Meravigliata e confusa, mi giro verso di lui per controllare se siamo nel posto giusto e a quanto pare, è così. Noah scende dall'auto mentre io osservo decine di ragazzi che sostano in giardino, alle loro spalle un fabbricato moderno composto da un'alternanza di mattoni marroni e muri avorio. La parte sinistra è tondeggiante e sporge verso l'esterno con lunghe vetrate che sicuramente regalano molta luminosità all'interno.

«Resti qui a sorvegliare la macchina?» la voce carica di scherno di Noah mi riscuote dalla momentanea contemplazione. È affianco alla mia portiera con una cassa di birra fra le braccia.

«È qui la festa?»

Lui scuote la testa in segno di assenso e dopodiché mi fa un cenno col capo per invitarmi a scendere.

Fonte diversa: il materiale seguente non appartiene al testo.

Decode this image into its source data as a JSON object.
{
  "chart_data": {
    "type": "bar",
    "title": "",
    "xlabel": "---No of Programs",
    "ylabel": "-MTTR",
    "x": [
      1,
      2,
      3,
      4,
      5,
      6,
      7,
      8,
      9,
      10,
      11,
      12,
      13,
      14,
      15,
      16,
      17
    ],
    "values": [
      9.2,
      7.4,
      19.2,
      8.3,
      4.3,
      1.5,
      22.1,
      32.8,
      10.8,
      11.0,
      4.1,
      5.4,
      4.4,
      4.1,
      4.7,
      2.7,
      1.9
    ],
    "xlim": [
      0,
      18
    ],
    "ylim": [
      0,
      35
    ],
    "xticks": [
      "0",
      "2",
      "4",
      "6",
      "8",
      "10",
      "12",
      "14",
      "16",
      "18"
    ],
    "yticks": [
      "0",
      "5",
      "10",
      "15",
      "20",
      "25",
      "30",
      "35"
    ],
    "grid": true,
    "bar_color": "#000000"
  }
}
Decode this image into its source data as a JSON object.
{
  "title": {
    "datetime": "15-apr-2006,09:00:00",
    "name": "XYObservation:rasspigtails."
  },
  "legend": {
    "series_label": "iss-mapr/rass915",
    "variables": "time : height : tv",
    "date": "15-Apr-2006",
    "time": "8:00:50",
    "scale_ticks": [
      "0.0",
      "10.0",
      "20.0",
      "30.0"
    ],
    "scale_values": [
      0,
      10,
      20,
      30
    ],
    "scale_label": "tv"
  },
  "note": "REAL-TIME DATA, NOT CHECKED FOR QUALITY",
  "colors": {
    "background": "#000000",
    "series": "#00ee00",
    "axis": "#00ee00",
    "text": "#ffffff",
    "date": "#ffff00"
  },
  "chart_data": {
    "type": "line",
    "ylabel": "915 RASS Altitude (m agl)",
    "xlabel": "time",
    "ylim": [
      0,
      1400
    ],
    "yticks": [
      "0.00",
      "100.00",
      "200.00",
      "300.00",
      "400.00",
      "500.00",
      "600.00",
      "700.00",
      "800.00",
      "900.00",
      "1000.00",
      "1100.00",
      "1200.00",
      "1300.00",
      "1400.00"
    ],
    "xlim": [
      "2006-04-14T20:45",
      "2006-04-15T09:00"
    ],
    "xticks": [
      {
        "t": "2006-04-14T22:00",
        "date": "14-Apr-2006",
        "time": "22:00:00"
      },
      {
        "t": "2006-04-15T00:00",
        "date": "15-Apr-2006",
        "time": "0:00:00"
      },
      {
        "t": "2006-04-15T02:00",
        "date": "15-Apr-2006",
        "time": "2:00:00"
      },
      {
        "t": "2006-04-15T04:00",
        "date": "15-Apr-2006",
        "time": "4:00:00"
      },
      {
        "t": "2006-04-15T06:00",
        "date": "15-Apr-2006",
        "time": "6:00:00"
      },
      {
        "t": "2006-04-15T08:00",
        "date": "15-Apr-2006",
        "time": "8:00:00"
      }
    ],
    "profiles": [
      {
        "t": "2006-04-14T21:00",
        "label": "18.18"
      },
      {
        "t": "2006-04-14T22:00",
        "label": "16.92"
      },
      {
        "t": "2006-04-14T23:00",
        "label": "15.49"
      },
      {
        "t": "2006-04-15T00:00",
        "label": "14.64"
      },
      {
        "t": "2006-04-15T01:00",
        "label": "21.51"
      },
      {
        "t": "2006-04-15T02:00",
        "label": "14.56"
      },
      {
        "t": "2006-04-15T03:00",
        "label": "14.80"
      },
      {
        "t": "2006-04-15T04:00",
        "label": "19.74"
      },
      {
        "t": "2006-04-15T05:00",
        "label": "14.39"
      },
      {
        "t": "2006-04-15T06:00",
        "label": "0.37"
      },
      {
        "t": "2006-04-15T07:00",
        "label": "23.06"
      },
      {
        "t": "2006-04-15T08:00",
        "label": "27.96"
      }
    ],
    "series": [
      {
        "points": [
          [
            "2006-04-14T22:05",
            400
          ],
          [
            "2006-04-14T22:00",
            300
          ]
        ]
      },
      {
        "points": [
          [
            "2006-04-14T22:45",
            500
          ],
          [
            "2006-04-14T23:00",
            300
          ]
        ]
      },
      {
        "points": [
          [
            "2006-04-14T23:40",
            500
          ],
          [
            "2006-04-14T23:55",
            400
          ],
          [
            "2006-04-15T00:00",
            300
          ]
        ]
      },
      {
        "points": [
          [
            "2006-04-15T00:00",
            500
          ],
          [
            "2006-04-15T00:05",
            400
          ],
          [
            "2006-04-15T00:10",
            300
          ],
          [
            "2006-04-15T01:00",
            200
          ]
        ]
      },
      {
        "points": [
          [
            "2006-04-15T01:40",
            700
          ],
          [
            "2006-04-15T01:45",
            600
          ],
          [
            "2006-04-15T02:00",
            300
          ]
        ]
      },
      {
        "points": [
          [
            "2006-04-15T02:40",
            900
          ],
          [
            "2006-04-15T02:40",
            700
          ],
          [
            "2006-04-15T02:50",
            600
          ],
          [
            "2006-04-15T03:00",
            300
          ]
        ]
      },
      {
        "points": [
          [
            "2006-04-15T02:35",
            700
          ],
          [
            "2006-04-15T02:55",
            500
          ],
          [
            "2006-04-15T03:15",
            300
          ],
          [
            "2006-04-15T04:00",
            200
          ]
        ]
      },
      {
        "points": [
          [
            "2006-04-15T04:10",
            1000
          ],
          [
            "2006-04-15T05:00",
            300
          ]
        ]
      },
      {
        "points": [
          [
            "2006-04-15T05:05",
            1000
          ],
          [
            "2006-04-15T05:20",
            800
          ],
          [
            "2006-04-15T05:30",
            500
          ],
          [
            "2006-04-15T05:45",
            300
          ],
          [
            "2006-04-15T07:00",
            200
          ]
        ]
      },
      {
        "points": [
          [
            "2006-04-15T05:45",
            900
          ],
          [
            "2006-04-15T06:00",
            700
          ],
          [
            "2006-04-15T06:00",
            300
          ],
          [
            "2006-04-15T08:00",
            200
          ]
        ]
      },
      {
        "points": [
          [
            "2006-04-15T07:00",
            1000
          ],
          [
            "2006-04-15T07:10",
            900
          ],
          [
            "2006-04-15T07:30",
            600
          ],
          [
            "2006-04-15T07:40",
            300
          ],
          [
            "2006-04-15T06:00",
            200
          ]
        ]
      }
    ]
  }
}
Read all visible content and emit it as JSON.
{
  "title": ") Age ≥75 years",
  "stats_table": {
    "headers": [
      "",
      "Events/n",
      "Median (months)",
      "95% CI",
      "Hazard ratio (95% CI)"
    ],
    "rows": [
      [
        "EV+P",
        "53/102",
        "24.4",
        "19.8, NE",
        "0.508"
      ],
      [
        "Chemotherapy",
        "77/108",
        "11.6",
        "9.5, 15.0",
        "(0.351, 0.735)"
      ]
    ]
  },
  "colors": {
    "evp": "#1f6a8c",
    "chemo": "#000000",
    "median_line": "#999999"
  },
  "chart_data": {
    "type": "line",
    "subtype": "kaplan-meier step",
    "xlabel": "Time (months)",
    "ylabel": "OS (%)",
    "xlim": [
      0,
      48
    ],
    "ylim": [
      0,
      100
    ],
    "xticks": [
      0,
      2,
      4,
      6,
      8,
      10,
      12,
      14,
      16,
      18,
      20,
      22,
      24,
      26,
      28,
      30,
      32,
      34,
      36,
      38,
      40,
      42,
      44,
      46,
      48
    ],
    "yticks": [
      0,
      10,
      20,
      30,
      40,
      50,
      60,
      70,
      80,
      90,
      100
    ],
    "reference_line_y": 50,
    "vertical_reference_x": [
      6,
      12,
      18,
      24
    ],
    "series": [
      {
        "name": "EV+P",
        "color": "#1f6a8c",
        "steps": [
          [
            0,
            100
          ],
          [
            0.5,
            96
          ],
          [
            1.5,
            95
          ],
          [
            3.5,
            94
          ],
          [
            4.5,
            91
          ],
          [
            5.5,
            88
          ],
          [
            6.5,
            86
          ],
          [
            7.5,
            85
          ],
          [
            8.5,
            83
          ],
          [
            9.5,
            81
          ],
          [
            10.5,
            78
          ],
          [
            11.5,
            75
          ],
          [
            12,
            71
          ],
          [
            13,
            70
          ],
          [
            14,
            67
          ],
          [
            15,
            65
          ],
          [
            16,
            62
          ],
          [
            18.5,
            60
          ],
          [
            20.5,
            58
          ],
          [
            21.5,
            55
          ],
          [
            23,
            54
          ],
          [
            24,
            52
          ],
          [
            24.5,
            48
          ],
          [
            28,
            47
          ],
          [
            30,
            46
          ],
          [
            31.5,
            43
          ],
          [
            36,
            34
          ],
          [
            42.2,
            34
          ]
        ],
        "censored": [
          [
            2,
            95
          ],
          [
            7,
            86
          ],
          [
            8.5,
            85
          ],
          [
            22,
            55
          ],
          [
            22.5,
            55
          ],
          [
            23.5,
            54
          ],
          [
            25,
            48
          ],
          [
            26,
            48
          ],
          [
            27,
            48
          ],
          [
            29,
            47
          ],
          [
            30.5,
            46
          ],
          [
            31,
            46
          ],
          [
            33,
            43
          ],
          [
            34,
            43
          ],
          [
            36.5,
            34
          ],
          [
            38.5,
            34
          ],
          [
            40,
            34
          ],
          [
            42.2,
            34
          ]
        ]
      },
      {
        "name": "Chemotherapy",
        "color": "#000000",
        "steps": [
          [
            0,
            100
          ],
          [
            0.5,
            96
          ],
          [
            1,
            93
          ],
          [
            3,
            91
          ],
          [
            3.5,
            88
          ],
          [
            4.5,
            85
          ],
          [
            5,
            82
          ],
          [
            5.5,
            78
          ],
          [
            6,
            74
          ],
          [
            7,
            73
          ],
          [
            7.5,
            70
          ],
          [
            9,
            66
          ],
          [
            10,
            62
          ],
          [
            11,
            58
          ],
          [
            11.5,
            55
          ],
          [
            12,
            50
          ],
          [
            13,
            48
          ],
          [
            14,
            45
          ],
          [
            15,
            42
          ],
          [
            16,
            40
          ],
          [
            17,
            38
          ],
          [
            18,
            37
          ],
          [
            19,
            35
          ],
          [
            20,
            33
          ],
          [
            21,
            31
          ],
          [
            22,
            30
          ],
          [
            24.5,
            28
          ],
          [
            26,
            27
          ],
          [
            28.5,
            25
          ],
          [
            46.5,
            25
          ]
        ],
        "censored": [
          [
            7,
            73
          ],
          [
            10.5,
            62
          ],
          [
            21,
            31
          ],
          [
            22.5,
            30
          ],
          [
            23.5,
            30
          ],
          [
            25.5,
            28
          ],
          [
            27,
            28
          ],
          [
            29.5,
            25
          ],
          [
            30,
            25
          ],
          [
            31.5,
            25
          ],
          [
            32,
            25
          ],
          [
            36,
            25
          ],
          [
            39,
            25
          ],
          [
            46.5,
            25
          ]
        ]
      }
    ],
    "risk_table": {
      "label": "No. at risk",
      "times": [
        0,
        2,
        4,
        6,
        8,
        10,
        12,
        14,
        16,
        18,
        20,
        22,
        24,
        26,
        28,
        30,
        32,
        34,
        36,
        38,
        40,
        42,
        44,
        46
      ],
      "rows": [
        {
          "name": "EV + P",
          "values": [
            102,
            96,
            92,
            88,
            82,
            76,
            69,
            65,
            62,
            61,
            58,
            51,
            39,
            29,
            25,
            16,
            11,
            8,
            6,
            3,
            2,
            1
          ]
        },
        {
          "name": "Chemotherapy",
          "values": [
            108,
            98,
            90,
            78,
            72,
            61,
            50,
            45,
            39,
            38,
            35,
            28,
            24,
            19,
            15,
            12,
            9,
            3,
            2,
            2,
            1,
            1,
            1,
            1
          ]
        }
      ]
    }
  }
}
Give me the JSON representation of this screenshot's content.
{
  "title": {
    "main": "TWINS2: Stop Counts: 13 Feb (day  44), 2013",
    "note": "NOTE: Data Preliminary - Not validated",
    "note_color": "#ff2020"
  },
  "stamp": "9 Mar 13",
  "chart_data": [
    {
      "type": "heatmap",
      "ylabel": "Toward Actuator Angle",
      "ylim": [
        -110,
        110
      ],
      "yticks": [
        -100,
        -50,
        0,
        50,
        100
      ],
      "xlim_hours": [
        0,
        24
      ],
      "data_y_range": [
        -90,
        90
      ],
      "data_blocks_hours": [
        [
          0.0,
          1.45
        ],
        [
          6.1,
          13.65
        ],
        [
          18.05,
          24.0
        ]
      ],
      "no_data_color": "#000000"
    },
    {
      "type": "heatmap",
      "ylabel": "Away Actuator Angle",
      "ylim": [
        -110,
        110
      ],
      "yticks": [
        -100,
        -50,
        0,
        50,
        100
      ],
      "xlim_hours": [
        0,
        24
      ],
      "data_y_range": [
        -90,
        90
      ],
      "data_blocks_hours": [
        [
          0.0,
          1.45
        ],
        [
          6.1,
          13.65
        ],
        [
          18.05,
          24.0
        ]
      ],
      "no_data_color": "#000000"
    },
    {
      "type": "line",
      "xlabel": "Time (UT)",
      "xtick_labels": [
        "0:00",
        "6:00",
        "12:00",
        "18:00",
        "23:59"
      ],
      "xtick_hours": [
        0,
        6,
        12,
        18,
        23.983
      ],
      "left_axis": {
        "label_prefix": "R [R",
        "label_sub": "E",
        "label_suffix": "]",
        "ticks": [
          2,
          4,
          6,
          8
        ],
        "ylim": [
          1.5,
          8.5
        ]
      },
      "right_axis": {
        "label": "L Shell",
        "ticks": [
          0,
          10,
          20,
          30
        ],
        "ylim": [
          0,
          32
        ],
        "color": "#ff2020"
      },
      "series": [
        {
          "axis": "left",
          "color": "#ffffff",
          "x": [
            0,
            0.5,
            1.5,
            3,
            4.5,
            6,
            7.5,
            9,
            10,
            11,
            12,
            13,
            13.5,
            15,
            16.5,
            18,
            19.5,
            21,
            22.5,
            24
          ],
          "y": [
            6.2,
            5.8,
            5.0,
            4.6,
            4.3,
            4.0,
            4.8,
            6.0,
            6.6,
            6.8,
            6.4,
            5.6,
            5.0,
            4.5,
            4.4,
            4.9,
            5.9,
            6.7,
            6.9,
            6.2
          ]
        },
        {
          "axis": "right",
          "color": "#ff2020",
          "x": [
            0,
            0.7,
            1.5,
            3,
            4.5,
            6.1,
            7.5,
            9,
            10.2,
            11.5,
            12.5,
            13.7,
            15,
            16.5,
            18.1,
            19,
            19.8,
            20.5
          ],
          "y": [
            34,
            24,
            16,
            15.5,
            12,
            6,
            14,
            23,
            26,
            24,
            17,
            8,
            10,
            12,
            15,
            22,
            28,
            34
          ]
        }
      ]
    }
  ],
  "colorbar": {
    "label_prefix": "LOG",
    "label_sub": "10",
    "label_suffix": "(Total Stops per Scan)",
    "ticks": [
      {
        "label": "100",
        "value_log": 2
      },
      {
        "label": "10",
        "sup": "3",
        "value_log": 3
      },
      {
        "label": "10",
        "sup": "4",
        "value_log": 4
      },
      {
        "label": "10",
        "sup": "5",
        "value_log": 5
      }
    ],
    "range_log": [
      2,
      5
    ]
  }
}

Obbedisco. «La paga da cuoco deve essere buona se puoi permetterti una casa come questa» commento interessata, mio padre fa questo lavoro da anni e non può né comprarla né pagare l'affitto di questa "reggia"?

«Non posso lamentarmi. E comunque le spese me le divido con Joseph» replica secco, infastidito dalla mia curiosità.

Non ho mica insinuato che sia un delinquente?

Faccio per recuperare qualche sacco della spesa per aiutarlo, ma me lo impedisce e chiama un paio di ragazzi sul prato dicendogli di portare tutto dentro. Obbediscono anche loro senza troppe storie, forse per la prospettiva di mangiare e bere a sbafo, a discapito del portafogli di Noah?

Lui davanti e io dietro, attraversiamo il vialetto. Camminando fra gruppetti di gente ferma a chiacchierare o fumare, noto che nessuno gli fa cenno di saluto, o i tipici scambi di pacche sulle spalle, abbracci violenti, e cose da maschi.

Beh, alle feste non è detto che si conoscano tutti però lui è il padrone di casa.

«Sono tutti tuoi amici?» cerco di spezzare il silenzio che ci divide, ma lui non risponde.

Sulla soglia mi viene una specie di ripensamento, tentenno per qualche secondo mettendo a fuoco che mi sento a disagio, sola perché non conosco nessuno.

Resto a guardare l'ingresso finché il moro, che ha continuato a camminare, si volta e si accorge che mi sono bloccata. Piazza la cassa di birra in mano a un tizio, torna indietro serio e mi prende la mano.

Ancora.

La stessa sensazione di poche ore fa si diffonde come fuoco, le sue dita bruciano a contatto con la mia pelle.